Monday, November 30, 2015

Tuesday is the Day for Giving

So the turkey leftovers are all gone. Hopefully between Black Friday and Small Business Saturday, you've gotten a start on your holiday shopping.  And if you're like me and prefer to skip the crowds, today's the day to sit on the couch and take advantage of the Cyber Monday deals; then wait for the packages to arrive on the porch in a few days. 
But before you put the list away, there's one more important item. Don't forget about #GivingTuesday, a global day dedicated to giving. So think about the causes you care about. While you’re making the season brighter for friends and family, you can also make an impact by supporting the nonprofit agencies dedicated to that cause. While you may not get the immediate thrill of seeing joy on someone’s face after they tear off the wrapping paper, you’ll know that you’ve made a difference. 
If  you’re interested in helping to address Saratoga County’s the #2 violent  crime, #1 cause of family homelessness, and top cause of homicide,  might I suggest a donation to Wellspring. 
  • $20 provides taxi fare for a domestic violence victim to get to court 
  • $50 helps a family with their first week of groceries as they move into a violence-free home 
  • $200 provides legal advocacy so a domestic violence victim can access an order of protection, and  
  • $500 provides 3 days of prevention programs in a local high school reducing the incidence of dating violence and sexual assault for our youth.  
Click here to make a one-time or a recurring donation to Wellspring.

Whether you care about saving the manatees, bringing music to disadvantaged neighborhoods, or ending relationship and sexual abuse, thanks for caring and sharing this holiday season by supporting your favorite charity.

Tuesday, November 24, 2015

Orange is the New Purple?

In the past, I've asked you to wear purple during October (Domestic Violence Awareness Month), teal in April (Sexual Assault Awareness Month) and denim on Denim Day.
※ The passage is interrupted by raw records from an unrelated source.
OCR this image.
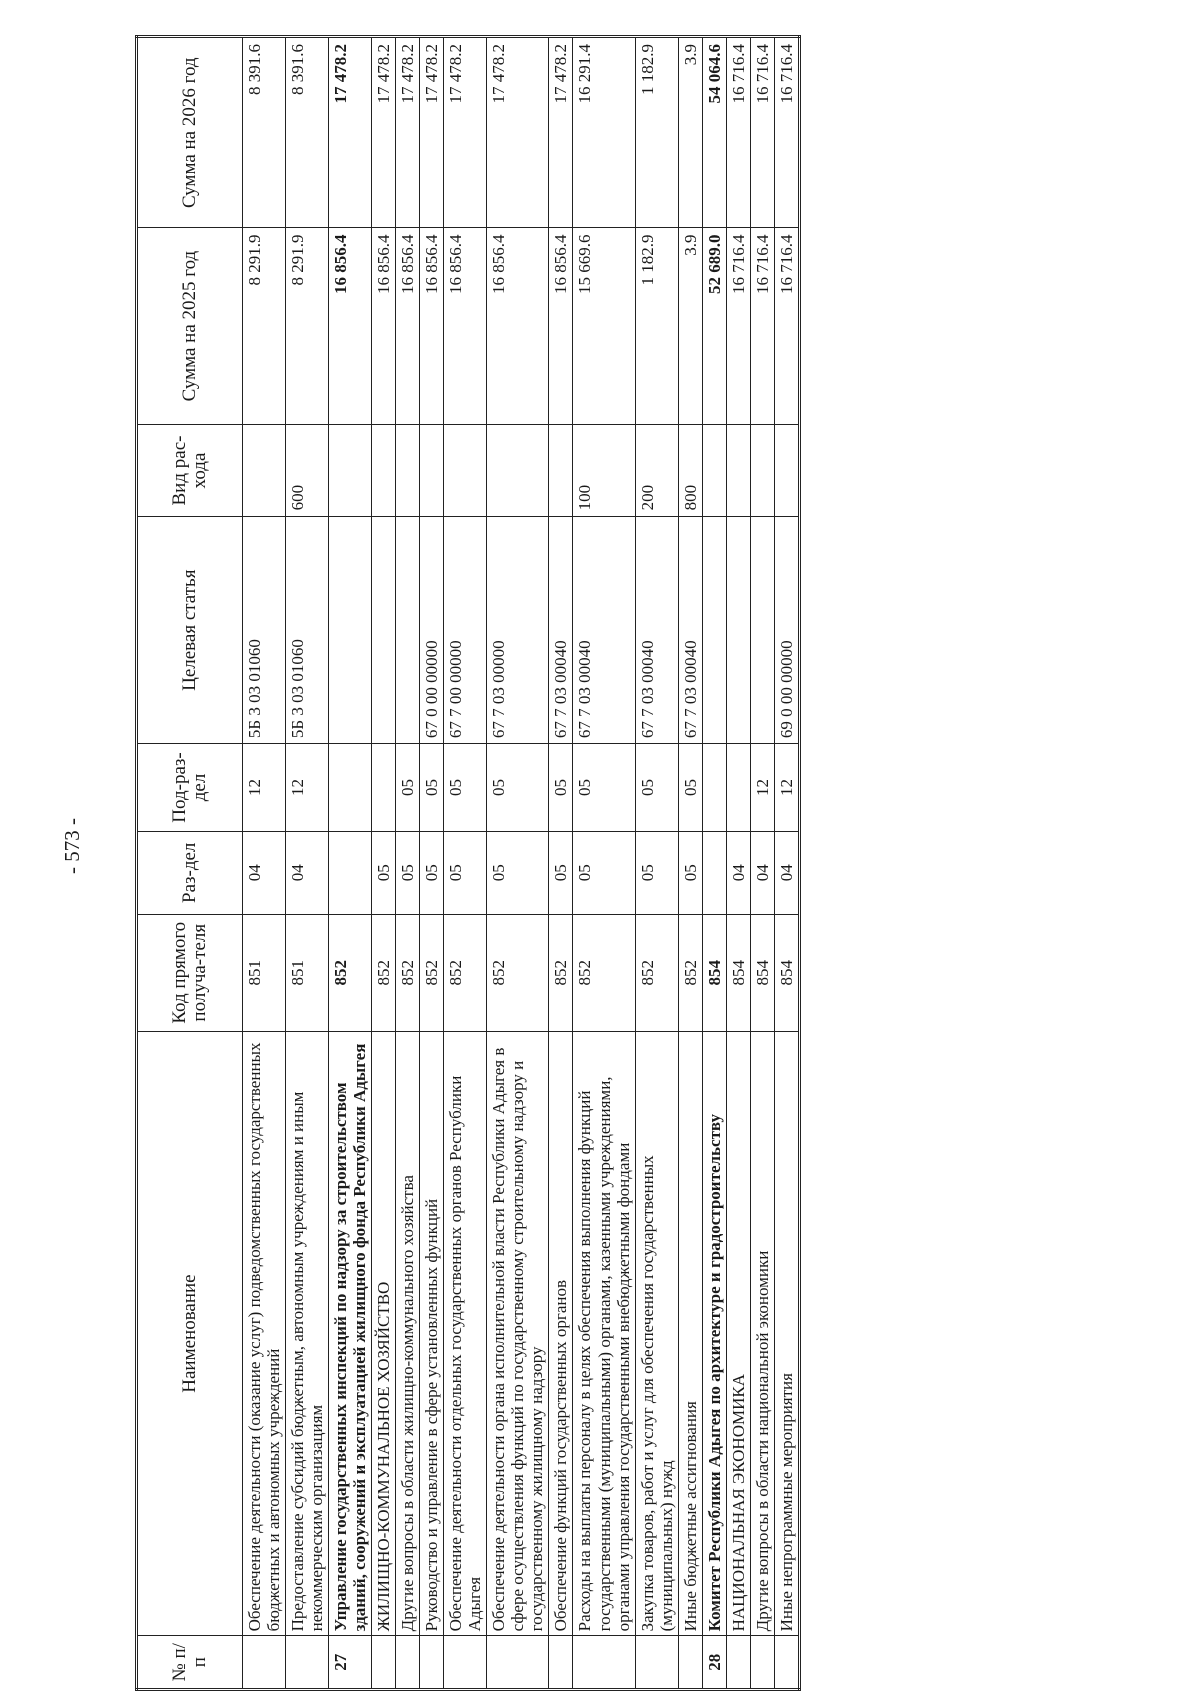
- 573 -
№ п/п	Наименование	Код прямого получа-теля	Раз-дел	Под-раз-дел	Целевая статья	Вид рас-хода	Сумма на 2025 год	Сумма на 2026 год
	Обеспечение деятельности (оказание услуг) подведомственных государственных бюджетных и автономных учреждений	851	04	12	5Б 3 03 01060		8 291.9	8 391.6
	Предоставление субсидий бюджетным, автономным учреждениям и иным некоммерческим организациям	851	04	12	5Б 3 03 01060	600	8 291.9	8 391.6
27	Управление государственных инспекций по надзору за строительством зданий, сооружений и эксплуатацией жилищного фонда Республики Адыгея	852					16 856.4	17 478.2
	ЖИЛИЩНО-КОММУНАЛЬНОЕ ХОЗЯЙСТВО	852	05				16 856.4	17 478.2
	Другие вопросы в области жилищно-коммунального хозяйства	852	05	05			16 856.4	17 478.2
	Руководство и управление в сфере установленных функций	852	05	05	67 0 00 00000		16 856.4	17 478.2
	Обеспечение деятельности отдельных государственных органов Республики Адыгея	852	05	05	67 7 00 00000		16 856.4	17 478.2
	Обеспечение деятельности органа исполнительной власти Республики Адыгея в сфере осуществления функций по государственному строительному надзору и государственному жилищному надзору	852	05	05	67 7 03 00000		16 856.4	17 478.2
	Обеспечение функций государственных органов	852	05	05	67 7 03 00040		16 856.4	17 478.2
	Расходы на выплаты персоналу в целях обеспечения выполнения функций государственными (муниципальными) органами, казенными учреждениями, органами управления государственными внебюджетными фондами	852	05	05	67 7 03 00040	100	15 669.6	16 291.4
	Закупка товаров, работ и услуг для обеспечения государственных (муниципальных) нужд	852	05	05	67 7 03 00040	200	1 182.9	1 182.9
	Иные бюджетные ассигнования	852	05	05	67 7 03 00040	800	3.9	3.9
28	Комитет Республики Адыгея по архитектуре и градостроительству	854					52 689.0	54 064.6
	НАЦИОНАЛЬНАЯ ЭКОНОМИКА	854	04				16 716.4	16 716.4
	Другие вопросы в области национальной экономики	854	04	12			16 716.4	16 716.4
	Иные непрограммные мероприятия	854	04	12	69 0 00 00000		16 716.4	16 716.4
I  hope you've got a rainbow of colors in your closet because tomorrow I'm suggesting you wear orange. Why? In 1999, the United Nations' General Assembly   declared November 25th as the International Day for the Awareness of Violence Against Women. Here's why:

  • 35% of women and girls globally experience some form of physical and or sexual violence in their lifetime with up to seven in ten women facing this abuse in some countries.

  • An estimated 133 million girls and women have experienced some form of female genital mutilation/cutting in the 29 countries in Africa and the Middle East where the harmful practice is most common.

  • Worldwide, more than 700 million women alive today were married as children, 250 million of whom were married before the age of 15. Girls who marry before the age of 18 are less likely to complete their education and more likely to experience domestic violence and complications in childbirth.

  • The costs and consequence of violence against women last for generations.

  • As I'm thinking of all the things in my life to be thankful for, I'm glad I live in the US. While we certainly have problems with gender based violence, the magnitude pales in comparison to other parts of the world. Want to learn more? Take a moment to view this infographic about worldwide violence against women.

    Join me tomorrow in raising awareness so we can achieve peace and equality for women worldwide.

    Wednesday, November 18, 2015


    Imagine what it feels like to not trust that your thoughts, observations and recollections of events are true. Imagine the embarrassment of having a loved one regularly correct what you say explaining what really happened.

    Now imagine that the trusted loved one is deliberately manipulating the truth to cause you doubt, psychological dissonance... and to control you. That's gaslighting... and it's a common form of psychological control used in abusive relationships. To learn more about gaslighting click here.

    Alone,  gaslighting itself is damaging, destructive and frightening, but it rarely occurs as a sole abuse tactic. Often it's combined with social isolation, where the abuser gradually and insidiously decimates his/her partner's social support system.  Sometimes this is subtle;
    " Let's not go out; when I'm not at work I just want to be with you... no one else." or
    "Are you going out with friends again; what about me?"
    Gradually it may become more insistent,
    "Your sister keeps trying to come between us; I don't like it when you spend time with her." 
    Sometimes, the abuser may physically separate his/her partner from social supports, e.g., by taking a job and moving the family to a distant location and limiting contact with friends or family.

    When gaslighting is combined with social isolation the domestic violence victim's world may shrink down to only the input of his/her abusive partner. Without others to provide feedback, the abuser's voice becomes the only source of feedback... and as he/she regularly denies and contradicts their reality, the victim starts to question every thought. This psychological abuse doesn't happen overnight, but over time becomes absolutely crippling as every thought, decision or action is questioned.

    Often people think of domestic violence as physical abuse. The 'black eye poster', the dramatic movie with a terribly bruised woman, and yes, even the recent elevator video... these are the images that inform our concept of domestic violence. In the absence of physical abuse, victims often minimize the abuse. So even though we understand that domestic violence also includes emotional and psychological abuse, social isolation, economic abuse and sexual abuse, too often when physical abuse is lacking we fail to identify domestic violence... and fail to seek help.